Fiber to fabric – importance of process in retaining anti-bacterial properties
To preserve anti-bacterial properties while producing hemp fabric, the process plays an important part. You need to keep the process organic and refrain from using chemicals for retting. Though chemicals would wrap up the process a bit early, it will surely interfere with the natural efficacy of antimicrobial elements on hemp fiber and sustainability factors. The chemicals used will be accumulated by the water system.
In the further process too, particularly spinning, the use of chemicals needs to be minimized, if not completely eliminated.
Why hemp fabric is decisively better than other options
As an environment-friendly fiber, hemp fiber is not just placed at the top but is the oldest as well. As per the Columbia history of the world, the hemp fabric discovered in tombs is the oldest relics of human existence. The fabric dates back to approximately 8000 B.C.
Hemp is a super-plant that grows without any need for artificial herbicides, pesticides, or fertilizers. It also consumes a considerably lesser amount of water than its main competitors like cotton. These factors give it a walk-over over other natural fabrics.
When it comes to efficacy, hemp fabric, which has inherent anti-microbial properties, has been found to be much more effective than the fabrics treated with an anti-bacterial finish. Moreover, as hemp is a natural fabric, it is environmentally sustainable which polymer fabrics with anti-bacterial finish are not.
Anti-bacterial finish on polymers washes away with time
The anti-microbial finish on the textiles can be segregated into two types – temporary finish and durable finish. In textiles with a temporary finish, the elements of anti-bacterial finish get washed away during washing. For durable finishing, the slow-release method is induced, with the integration of adequate antimicrobial agents into the textiles through the wet finishing process. Durability doesn’t mean, however, that the anti-microbial biocides will stay forever. The process gets slowed down, but eventually happens.

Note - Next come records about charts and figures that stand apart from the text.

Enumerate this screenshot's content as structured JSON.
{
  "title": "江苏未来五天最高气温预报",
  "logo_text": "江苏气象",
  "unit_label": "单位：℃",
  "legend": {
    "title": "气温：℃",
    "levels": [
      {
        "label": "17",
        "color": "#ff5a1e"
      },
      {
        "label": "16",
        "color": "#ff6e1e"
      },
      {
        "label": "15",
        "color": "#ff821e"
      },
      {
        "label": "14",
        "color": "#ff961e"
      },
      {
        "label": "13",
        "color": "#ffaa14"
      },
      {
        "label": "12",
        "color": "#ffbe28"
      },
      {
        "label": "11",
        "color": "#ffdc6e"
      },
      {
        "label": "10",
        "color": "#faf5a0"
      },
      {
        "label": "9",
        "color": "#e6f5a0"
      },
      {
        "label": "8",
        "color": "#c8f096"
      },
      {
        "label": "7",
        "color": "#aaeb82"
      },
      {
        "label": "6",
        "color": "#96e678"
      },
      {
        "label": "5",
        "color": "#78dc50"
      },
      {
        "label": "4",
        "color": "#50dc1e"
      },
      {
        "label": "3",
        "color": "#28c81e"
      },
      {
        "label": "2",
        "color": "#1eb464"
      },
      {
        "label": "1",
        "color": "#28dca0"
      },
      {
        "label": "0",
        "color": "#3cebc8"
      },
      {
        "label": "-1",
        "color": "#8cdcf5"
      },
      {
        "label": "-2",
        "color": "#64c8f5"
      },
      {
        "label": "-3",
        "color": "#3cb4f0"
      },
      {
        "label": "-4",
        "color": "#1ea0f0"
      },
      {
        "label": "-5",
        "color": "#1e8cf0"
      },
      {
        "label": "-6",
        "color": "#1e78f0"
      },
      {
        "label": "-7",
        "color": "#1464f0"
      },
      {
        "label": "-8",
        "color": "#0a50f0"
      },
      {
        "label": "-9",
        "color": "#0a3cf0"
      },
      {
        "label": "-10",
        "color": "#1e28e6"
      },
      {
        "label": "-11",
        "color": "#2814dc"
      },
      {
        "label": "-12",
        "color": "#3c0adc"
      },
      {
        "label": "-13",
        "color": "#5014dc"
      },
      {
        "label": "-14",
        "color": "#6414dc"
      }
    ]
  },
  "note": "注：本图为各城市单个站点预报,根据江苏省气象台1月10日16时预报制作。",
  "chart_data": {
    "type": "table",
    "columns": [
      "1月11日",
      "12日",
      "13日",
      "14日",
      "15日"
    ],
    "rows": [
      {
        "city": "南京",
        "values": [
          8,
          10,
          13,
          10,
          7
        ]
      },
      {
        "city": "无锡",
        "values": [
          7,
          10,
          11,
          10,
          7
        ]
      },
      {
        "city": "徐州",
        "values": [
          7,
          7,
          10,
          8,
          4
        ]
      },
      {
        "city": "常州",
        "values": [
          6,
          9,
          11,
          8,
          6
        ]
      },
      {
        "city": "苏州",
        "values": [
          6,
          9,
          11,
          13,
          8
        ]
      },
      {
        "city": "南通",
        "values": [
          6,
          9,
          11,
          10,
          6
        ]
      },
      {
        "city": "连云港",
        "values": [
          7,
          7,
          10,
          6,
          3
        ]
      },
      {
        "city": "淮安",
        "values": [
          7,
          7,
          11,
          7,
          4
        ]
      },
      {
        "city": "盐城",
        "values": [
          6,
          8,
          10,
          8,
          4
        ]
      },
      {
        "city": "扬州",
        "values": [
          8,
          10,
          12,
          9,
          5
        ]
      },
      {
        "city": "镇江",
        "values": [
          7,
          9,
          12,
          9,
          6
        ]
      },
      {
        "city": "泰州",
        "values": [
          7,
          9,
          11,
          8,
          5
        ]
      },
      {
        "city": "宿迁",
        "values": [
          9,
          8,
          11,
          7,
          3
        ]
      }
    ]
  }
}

Environmental and health impact of antimicrobial fabric
In a world that is increasingly getting careful about healthcare and hygiene control, the importance of antimicrobial fabric cannot be over-emphasized. Surface contamination involving bacteria underlines the role of antimicrobial textiles. With inherent properties of inhibiting bacterial growth and efficacy proved in scientific experiments, hemp textiles have emerged at the top when it comes to acceptance for various applications. These do not just include masks, towels, scrubs, and linens, but fashionable attire like trousers and shirts. Thanks to the well-established anti-bacterial properties of hemp, demand for hemp textiles and other products is consistently growing and the trend is expected to continue in the future.